The federal Farm Bill expired at midnight. Illinois’ only representative in the negotiations says Senate Democrats are to blame for not getting a new one to the President Donald Trump’s desk.
Illinois Congressman Rodney Davis is part of the conference committee tasked with negotiating a final Farm Bill to pass both chambers and send to the president. The previous one expired at midnight Sunday. This leaves a number of programs without funding.
“Many compromises were rejected by Sen. [Debbie] Stabenow and many of the Democrats in the Senate,” he said. “There were disagreements over regulatory reform that they couldn’t come to a compromise on.”
The U.S. House passed a new Farm Bill that included tougher work requirements for recipients of SNAP benefits, otherwise known as food stamps. Trump supports the tougher work requirements. The Senate’s version of the bill did not include the work requirements, and lawmakers from both chambers to date have been unable to come up with a compromise measure.
Stabenow, D-Michigan, is the ranking Democratic senator on their agriculture committee. She wasn’t available to respond to Davis’ comments.

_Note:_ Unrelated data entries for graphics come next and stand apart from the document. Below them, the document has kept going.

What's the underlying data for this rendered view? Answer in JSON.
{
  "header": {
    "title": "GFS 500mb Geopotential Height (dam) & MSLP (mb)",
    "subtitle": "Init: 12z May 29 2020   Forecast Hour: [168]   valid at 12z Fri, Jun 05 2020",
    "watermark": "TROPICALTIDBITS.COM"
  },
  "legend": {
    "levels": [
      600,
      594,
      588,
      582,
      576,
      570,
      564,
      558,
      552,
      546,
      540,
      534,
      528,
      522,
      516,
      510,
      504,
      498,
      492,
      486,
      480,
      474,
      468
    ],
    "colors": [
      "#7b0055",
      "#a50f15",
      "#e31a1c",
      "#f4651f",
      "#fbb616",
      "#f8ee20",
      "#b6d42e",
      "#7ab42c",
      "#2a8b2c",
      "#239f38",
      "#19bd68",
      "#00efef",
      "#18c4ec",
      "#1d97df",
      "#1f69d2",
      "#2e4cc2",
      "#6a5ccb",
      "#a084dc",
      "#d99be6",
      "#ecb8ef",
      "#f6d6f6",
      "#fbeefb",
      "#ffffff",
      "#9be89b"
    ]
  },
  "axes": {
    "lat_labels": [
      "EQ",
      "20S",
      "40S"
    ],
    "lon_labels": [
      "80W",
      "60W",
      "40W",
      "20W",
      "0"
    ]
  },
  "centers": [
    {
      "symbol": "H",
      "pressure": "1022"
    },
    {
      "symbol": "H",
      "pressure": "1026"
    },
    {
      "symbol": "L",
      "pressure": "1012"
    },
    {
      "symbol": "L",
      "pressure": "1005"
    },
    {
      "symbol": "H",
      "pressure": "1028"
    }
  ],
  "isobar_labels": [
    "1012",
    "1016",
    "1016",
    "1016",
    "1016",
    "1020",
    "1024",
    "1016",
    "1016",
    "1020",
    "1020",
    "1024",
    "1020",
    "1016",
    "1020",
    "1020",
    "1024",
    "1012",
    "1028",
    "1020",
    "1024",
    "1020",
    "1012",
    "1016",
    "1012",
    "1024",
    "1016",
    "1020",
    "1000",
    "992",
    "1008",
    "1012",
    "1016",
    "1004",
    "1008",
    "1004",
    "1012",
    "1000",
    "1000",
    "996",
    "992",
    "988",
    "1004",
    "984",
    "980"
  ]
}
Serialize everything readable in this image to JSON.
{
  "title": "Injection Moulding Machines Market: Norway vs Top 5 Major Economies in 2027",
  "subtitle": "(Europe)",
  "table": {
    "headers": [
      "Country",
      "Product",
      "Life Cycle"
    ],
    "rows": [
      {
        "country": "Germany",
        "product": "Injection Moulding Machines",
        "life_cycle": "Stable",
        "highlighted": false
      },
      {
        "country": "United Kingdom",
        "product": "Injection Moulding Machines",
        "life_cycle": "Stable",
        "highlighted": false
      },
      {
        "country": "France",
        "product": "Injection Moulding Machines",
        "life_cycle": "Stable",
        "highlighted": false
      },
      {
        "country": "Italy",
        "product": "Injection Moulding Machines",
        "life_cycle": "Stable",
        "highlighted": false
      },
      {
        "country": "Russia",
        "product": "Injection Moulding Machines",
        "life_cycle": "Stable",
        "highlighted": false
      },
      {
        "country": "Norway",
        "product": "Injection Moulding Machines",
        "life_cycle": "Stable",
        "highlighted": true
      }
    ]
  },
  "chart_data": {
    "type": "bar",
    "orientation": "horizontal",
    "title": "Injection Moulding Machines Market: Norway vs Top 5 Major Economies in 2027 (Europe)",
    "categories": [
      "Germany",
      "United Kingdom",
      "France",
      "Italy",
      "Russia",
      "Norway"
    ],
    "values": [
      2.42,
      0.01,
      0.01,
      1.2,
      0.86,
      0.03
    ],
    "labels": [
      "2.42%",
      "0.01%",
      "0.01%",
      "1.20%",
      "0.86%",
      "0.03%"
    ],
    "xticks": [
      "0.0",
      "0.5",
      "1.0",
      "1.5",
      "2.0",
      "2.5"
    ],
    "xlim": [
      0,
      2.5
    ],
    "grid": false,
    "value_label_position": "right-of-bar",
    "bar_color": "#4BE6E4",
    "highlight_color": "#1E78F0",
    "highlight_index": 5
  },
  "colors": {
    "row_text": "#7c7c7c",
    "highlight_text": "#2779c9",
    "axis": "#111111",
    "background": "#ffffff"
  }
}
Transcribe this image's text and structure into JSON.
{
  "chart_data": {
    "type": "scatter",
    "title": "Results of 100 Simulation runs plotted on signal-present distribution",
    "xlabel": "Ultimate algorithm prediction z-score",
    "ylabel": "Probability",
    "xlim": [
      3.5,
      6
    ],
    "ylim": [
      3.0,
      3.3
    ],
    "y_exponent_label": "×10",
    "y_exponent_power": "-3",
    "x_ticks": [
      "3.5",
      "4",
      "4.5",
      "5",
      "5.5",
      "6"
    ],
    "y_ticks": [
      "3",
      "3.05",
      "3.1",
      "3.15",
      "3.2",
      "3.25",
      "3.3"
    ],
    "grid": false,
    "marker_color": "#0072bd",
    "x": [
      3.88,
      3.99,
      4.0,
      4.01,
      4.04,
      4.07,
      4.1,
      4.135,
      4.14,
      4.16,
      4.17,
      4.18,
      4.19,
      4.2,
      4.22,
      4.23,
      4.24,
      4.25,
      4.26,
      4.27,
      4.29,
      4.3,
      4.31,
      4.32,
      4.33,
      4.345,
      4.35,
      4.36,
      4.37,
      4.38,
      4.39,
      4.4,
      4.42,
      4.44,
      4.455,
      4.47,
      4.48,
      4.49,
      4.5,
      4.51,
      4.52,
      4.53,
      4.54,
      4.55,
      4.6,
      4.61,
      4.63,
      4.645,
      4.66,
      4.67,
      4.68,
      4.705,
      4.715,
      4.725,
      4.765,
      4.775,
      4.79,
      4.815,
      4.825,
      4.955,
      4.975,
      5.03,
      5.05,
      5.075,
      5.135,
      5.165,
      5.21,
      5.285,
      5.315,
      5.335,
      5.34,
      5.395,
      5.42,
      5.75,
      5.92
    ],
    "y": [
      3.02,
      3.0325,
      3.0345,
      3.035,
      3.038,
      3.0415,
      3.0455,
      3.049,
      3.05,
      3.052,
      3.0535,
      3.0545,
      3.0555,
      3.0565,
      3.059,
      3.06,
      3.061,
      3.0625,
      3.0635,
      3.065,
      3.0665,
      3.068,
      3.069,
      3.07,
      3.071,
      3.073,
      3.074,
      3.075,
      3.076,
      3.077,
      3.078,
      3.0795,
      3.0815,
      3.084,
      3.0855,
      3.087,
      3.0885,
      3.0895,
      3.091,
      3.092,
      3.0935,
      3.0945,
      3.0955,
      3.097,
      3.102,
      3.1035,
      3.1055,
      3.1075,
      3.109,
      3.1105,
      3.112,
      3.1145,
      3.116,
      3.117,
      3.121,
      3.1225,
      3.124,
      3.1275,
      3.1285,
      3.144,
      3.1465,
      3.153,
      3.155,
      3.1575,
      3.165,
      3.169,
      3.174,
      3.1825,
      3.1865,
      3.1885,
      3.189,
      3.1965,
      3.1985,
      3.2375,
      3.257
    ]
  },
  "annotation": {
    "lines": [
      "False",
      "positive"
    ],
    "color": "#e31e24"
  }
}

Stabenow offered a statement in conjunction with the other ranking committee members Wednesday, saying “Each of us is still at the negotiating table, and we remain committed to working together on a Farm Bill. Our conversations are productive, and progress toward an agreement is taking shape. We are going to get this right.”
Meanwhile, Davis said they are working with the U.S. Department of Agriculture to ensure farm programs still operate.
“They’re still going to be acting as is. They won’t be cut off,” he said.
The SNAP program and crop insurance will reportedly not be affected by a prolonged time without a Farm Bill, according to Ag Secretary Sonny Perdue.
“USDA will continue to implement provisions of the 2014 Farm Bill within the limits of the law and work with the Congress, providing technical assistance as needed, until a new bill is passed,” he said Friday.
Other smaller programs dealing with foreign market development and organic farming programs will be at risk unless a stopgap can be found.